Anfang der 70er-Jahre war die Farbfotografie ein Schatz, der an Ahnungslose ausgeschüttet wurde. Während sich Fotoamateure auf der ganzen Welt plötzlich für bunte Bildchen entschieden, blieben die meisten Profis skeptisch. Der Italiener Luigi Ghirri gehörte zur ersten Fotografengeneration, die gleich und ohne Ressentiments auch in Farbe arbeitete. Es ist dieselbe Zeit, als in den USA Stephen Shore oder William Eggleston damit beginnen, obskuren Orten erhabene Farbwirkungen zu entlocken. Ghirri steht ihnen in nichts nach.
Der 1992 mit nur 49 Jahren verstorbene Fotograf war ein Ästhet des Unscheinbaren, sein Verzicht auf prägnante Aktionen verleiht vielen Bildern eine Art inneren Klang. Seine Werke aus den 70ern im Essener Museum Folkwang legen nahe, dass damals ein Meister vom Himmel gefallen ist. Auch wenn er erst lange nach seinem Tod in den USA eine Einzelausstellung erhielt, erscheint er als Pionier der "New Topographics"-Schule. Tatsächlich schärfte eine Begegnung mit der amerikanischen Sozialfotografie der 30er-Jahre seinen Blick für Landschaftskompositionen zusätzlich und verleiht den Weiten der Emilia-Romagna manchmal einen Hauch vom Mittleren Westen.

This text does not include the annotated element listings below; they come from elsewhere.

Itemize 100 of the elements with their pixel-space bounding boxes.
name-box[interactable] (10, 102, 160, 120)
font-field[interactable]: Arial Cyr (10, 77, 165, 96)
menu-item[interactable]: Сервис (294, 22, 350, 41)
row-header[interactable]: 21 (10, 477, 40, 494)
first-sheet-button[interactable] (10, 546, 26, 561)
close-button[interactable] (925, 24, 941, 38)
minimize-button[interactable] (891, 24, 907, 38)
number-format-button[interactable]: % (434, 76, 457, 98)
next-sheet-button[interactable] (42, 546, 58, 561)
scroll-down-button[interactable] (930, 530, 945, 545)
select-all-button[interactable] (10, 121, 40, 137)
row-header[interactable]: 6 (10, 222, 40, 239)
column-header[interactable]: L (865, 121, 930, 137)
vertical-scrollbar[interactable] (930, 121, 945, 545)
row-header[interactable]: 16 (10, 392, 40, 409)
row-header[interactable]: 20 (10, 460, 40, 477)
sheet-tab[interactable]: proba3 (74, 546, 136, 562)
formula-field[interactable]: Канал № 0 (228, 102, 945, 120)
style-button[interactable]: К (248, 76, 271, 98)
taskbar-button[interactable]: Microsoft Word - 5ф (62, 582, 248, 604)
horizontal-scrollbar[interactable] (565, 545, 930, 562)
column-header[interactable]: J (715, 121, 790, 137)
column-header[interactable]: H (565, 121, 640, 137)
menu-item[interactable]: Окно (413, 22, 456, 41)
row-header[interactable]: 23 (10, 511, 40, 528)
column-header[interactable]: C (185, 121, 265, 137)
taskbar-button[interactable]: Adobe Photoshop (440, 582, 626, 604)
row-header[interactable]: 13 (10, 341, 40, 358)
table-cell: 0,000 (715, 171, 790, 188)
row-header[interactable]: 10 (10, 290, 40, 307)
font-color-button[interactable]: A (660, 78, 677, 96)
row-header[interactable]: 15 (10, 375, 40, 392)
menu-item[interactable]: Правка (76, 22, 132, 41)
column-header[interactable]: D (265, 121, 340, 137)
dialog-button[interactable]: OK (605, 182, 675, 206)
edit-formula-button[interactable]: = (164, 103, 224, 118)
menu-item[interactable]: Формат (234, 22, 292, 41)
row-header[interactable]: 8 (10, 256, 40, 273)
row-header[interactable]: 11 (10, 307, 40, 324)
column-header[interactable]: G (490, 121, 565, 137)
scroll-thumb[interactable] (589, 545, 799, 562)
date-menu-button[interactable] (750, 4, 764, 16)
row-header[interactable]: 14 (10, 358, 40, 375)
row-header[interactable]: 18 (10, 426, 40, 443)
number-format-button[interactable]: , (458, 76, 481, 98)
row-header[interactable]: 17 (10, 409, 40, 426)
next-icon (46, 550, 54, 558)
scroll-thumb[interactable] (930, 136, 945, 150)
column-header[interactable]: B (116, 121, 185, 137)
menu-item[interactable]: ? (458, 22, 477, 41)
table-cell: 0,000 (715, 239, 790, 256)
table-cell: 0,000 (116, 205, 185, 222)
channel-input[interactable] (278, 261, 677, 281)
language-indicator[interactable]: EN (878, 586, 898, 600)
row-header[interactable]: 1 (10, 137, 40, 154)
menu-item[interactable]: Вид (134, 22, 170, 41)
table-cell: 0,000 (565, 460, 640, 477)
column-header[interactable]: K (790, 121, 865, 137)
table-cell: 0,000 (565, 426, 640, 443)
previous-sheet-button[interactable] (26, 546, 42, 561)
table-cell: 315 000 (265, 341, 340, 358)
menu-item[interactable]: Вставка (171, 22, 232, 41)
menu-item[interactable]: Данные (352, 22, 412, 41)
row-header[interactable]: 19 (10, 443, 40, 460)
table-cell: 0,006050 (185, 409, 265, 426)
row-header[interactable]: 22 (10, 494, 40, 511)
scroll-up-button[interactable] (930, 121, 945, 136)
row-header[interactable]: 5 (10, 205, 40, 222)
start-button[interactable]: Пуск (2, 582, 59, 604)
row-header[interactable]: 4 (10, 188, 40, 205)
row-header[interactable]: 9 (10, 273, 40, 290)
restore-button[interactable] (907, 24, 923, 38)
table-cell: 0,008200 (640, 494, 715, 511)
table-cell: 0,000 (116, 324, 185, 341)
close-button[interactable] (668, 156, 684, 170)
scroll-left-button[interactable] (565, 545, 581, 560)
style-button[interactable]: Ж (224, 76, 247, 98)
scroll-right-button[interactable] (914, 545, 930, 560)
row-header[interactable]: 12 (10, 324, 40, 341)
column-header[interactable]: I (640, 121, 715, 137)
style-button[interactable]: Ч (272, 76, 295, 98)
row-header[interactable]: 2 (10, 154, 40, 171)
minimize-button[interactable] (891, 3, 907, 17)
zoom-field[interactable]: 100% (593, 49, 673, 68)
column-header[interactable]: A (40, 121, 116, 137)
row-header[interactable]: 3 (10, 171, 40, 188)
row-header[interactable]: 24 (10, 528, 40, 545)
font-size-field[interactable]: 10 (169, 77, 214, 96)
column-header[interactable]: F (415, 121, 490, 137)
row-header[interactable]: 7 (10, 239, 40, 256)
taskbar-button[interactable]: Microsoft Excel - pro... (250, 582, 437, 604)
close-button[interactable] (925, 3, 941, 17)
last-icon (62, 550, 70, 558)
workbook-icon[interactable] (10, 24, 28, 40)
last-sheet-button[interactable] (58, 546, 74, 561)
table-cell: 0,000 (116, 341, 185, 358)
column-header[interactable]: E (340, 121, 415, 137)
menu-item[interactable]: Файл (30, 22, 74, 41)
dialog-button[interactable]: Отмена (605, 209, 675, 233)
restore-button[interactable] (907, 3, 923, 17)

Ein Vorbild aber scheint er auch im eigenen Land gehabt zu haben: Antonionis ersten, bereits 1964 gedrehten Farbfilm "Die rote Wüste", der in und um Ravenna spielte. Es ist bekannt, dass Antonioni bei den Dreharbeiten Bäume und Gräser weiß anstreichen ließ, um die Farben besonders zu betonen. Ghirri erreichte mit rein fotografischen Mitteln eine ähnliche Entrücktheit. Wie Antonioni entwickelte er einen fast abstrakten Schönheitssinn, der seine magische Farbpalette im Profanen findet.
"Am Ende warten die Orte, Dinge und Gesichter, die rein zufällig auftauchen, nur darauf, dass jemand sie erkennt", sagt Ghirri, "ohne jene Herablassung, die das bloße Einordnen in den endlosen Supermarkt der Außenwelt bedeutet."
1977 gründete Ghirri einen kleinen Verlag, 1978 erschien dort auf billigem Papier sein erstes Fotobuch "Kodachrome". Die von James Lingwood kuratierte Ausstellung orientiert sich an einer großen Werkschau mit 300 Fotos, die 1979 nach Vorgaben Luigi Ghirris in Parma ausgerichtet wurde. Das kleine Format, das Ghirri bevorzugte, unterstreicht die Diskretion seines Blicks und die Konzentration, die sie beim Betrachten weckt. Und wieder mag man sich an das existenzialistische Erbe der Filme Antonionis erinnern. "Ich frage mich", überlegte Ghirri im Vorwort zu "Kodachrome", "ob es noch möglich ist, die Identität des Menschen, der Dinge, des Lebens aus dem Abbild des Menschen, der Dinge, des Lebens rückzuschließen."